Syria’s weapons monitors win Nobel Peace Prize

The Netherlands-based Organisation for the Prohibition of Chemical Weapons (OPCW) was on Friday awarded the 2013 Nobel Peace Prize.

Formed in April 1997, the OPCW has over 189 member countries and 500 staff. Although it is not a UN agency, the OPCW has worked closely with the UN and western governments in a recent program to identify and destroy the Syrian government’s stock of chemical weapons after an agreement brokered by Russian premier Vladimir Putin convinced Syrian leader Bashar al-Assad to hand over his chemical weapons stockpile to international inspectors.

The OPCW beat high-profile nominees including 16-year-old Malala Yousafzai, a promoter of women’s rights and education who was shot by the Taliban in Pakistan; US intelligence leakers Edward Snowden and Chelsea Manning; and Denis Mukwege, a doctor from DR Congo.

Deputy Director of Human Rights Watch’s Asia Division, Phil Robertson, reacted to news of the award by calling on Burma to follow al-Assad in ratifying the Chemical Weapons Convention.

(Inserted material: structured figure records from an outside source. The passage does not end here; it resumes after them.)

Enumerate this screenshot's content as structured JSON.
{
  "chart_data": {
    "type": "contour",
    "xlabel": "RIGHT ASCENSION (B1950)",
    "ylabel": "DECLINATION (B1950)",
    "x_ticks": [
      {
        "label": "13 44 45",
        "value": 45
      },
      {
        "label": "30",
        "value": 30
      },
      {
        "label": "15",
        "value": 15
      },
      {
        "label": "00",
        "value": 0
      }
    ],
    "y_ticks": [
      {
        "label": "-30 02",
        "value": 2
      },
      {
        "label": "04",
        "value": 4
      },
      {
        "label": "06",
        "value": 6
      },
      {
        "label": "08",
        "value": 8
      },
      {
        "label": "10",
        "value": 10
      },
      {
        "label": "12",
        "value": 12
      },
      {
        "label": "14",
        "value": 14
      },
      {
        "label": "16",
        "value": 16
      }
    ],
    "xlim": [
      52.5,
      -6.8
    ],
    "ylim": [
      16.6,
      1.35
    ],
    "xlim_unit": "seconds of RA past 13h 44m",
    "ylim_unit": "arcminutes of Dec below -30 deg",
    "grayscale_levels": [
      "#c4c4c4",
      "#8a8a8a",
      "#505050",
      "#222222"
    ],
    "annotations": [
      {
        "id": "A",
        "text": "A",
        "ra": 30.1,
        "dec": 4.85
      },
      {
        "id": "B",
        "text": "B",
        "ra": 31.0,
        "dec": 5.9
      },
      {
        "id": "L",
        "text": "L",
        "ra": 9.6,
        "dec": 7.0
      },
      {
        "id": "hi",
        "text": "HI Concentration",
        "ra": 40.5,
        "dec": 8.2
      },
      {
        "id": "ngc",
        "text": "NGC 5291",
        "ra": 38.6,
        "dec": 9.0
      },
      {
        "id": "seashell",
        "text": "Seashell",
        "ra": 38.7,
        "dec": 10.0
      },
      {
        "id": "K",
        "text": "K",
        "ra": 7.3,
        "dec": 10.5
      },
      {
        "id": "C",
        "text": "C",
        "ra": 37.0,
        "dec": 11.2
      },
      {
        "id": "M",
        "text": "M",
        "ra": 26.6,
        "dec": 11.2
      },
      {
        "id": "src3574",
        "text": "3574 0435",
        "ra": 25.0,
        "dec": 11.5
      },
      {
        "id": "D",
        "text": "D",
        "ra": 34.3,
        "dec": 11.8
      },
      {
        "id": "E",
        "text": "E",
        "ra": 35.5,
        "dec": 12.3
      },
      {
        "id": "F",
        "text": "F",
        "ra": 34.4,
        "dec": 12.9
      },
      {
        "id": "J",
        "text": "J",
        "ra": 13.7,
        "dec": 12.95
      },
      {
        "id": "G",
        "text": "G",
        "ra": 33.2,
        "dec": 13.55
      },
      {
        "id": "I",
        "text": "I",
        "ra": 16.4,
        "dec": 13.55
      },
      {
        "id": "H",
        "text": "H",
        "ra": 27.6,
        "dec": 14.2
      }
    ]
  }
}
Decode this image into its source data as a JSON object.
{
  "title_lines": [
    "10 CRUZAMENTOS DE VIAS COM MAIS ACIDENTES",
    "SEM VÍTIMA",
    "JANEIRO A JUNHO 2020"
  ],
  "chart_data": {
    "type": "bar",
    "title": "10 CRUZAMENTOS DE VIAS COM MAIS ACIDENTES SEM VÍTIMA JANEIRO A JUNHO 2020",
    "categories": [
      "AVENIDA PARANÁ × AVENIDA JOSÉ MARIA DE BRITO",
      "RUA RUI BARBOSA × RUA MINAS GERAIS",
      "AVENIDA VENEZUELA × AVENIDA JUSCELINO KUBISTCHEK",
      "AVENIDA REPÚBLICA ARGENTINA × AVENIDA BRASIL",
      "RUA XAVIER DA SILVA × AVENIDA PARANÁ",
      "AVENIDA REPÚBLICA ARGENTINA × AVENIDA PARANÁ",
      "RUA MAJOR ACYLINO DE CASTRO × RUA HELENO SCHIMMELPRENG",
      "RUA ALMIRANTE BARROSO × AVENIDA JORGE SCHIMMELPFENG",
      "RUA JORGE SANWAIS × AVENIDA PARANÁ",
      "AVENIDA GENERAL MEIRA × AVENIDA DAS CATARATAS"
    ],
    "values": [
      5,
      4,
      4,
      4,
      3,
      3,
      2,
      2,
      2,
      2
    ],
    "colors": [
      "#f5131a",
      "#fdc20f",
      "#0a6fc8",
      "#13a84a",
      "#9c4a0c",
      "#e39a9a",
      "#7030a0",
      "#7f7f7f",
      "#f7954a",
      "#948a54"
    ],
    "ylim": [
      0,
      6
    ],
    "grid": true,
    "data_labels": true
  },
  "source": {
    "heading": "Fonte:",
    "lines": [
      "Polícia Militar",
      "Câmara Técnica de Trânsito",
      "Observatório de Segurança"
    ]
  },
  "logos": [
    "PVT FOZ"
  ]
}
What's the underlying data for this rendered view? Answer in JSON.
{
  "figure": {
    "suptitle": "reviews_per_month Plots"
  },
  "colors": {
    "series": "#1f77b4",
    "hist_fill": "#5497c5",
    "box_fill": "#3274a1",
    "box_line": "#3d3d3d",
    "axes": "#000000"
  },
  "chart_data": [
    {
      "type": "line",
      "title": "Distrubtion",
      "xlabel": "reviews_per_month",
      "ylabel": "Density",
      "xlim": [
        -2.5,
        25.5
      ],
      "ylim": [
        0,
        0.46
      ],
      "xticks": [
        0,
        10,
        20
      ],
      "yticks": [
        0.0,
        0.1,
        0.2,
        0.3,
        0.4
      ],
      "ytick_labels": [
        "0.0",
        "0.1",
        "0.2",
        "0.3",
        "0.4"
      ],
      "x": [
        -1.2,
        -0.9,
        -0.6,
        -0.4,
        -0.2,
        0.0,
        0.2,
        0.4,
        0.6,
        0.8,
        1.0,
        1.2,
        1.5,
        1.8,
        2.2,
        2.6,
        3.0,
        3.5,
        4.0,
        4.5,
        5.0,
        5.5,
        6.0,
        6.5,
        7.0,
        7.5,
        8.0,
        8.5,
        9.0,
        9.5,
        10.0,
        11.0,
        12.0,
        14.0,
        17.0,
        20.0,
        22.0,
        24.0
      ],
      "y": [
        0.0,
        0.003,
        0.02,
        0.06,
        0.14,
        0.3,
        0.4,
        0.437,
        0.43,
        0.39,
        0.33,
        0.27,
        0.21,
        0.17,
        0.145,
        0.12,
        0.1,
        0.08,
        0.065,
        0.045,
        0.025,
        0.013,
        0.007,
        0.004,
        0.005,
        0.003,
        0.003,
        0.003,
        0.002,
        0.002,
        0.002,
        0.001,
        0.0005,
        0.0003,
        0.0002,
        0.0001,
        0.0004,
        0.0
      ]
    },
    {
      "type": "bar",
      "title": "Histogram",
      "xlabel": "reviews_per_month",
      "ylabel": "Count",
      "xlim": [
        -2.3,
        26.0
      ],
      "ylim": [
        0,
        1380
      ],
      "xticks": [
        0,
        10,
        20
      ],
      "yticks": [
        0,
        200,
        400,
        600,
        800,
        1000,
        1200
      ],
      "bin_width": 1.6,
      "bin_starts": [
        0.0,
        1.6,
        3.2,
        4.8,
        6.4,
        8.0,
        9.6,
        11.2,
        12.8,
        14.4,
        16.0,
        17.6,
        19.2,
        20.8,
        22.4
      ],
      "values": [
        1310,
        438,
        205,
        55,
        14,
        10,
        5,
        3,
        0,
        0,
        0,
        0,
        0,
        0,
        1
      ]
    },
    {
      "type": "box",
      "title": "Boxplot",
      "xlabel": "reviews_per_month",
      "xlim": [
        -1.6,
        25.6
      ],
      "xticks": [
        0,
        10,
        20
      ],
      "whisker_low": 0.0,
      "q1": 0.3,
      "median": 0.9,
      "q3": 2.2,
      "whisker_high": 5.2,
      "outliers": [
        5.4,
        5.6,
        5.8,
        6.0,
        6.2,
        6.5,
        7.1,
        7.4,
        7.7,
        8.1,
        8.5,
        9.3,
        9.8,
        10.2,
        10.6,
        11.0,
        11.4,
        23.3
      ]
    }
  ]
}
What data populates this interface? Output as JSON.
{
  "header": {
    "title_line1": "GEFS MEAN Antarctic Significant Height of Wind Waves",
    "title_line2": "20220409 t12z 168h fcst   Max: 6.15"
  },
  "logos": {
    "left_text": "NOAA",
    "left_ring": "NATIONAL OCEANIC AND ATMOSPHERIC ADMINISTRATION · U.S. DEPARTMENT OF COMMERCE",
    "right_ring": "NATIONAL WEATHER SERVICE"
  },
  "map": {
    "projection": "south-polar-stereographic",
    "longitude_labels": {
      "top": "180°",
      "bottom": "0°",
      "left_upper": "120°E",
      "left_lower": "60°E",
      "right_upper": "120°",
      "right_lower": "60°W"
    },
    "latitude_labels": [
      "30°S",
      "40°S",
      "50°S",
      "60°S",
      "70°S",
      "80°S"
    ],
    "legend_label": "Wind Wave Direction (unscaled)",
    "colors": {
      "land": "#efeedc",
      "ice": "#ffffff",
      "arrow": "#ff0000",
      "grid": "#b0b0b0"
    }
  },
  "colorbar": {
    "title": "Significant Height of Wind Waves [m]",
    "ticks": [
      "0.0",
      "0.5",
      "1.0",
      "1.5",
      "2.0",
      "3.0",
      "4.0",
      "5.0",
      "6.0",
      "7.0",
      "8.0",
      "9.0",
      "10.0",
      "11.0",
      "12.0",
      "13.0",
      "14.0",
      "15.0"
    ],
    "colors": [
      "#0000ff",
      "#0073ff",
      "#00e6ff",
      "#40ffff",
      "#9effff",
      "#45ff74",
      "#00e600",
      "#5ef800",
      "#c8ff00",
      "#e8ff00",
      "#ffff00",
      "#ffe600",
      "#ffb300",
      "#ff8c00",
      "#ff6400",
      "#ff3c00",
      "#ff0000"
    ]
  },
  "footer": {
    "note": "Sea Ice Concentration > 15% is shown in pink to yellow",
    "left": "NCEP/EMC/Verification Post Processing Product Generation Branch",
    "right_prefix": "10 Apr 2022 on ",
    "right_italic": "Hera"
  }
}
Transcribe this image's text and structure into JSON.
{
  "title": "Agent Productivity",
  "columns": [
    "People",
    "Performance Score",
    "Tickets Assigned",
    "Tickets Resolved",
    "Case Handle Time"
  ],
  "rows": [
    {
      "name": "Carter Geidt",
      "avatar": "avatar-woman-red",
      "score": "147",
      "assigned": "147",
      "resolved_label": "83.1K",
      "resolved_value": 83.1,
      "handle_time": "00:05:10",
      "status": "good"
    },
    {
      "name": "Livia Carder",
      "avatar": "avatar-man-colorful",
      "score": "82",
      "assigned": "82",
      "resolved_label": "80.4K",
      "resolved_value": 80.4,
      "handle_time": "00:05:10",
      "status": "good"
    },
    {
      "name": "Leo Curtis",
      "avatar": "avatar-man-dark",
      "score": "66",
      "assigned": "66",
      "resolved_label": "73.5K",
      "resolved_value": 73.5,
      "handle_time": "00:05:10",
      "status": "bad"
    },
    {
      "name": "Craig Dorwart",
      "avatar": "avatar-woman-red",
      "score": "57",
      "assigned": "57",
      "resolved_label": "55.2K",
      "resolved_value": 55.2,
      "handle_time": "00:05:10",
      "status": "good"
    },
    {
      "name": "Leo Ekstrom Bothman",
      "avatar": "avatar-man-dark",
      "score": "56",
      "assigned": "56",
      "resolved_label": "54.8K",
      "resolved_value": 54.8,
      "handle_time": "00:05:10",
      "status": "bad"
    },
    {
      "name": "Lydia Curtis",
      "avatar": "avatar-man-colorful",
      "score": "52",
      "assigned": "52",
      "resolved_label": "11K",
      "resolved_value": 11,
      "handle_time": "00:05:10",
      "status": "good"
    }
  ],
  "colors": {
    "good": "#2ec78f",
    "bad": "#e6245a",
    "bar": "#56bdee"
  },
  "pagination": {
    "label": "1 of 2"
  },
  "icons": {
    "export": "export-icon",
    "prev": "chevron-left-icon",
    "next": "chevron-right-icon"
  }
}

“Chemical weapons pose a grievous rights threat to mankind, so why is Myanmar [Burma] one of the hold-out nations in the world that has still not ratified the Chemical Weapons Convention (CWC)?” he said. “The award of the Nobel Prize to the Organization for the Prohibition of Chemical Weapons once again highlights how far Myanmar is from fulfilling international norms, despite the government’s rhetoric of reform. President Thein Sein should immediately send the CWC to the parliament for ratification, and lawmakers should act quickly to bring Myanmar into line with international action against these abhorrent weapons.”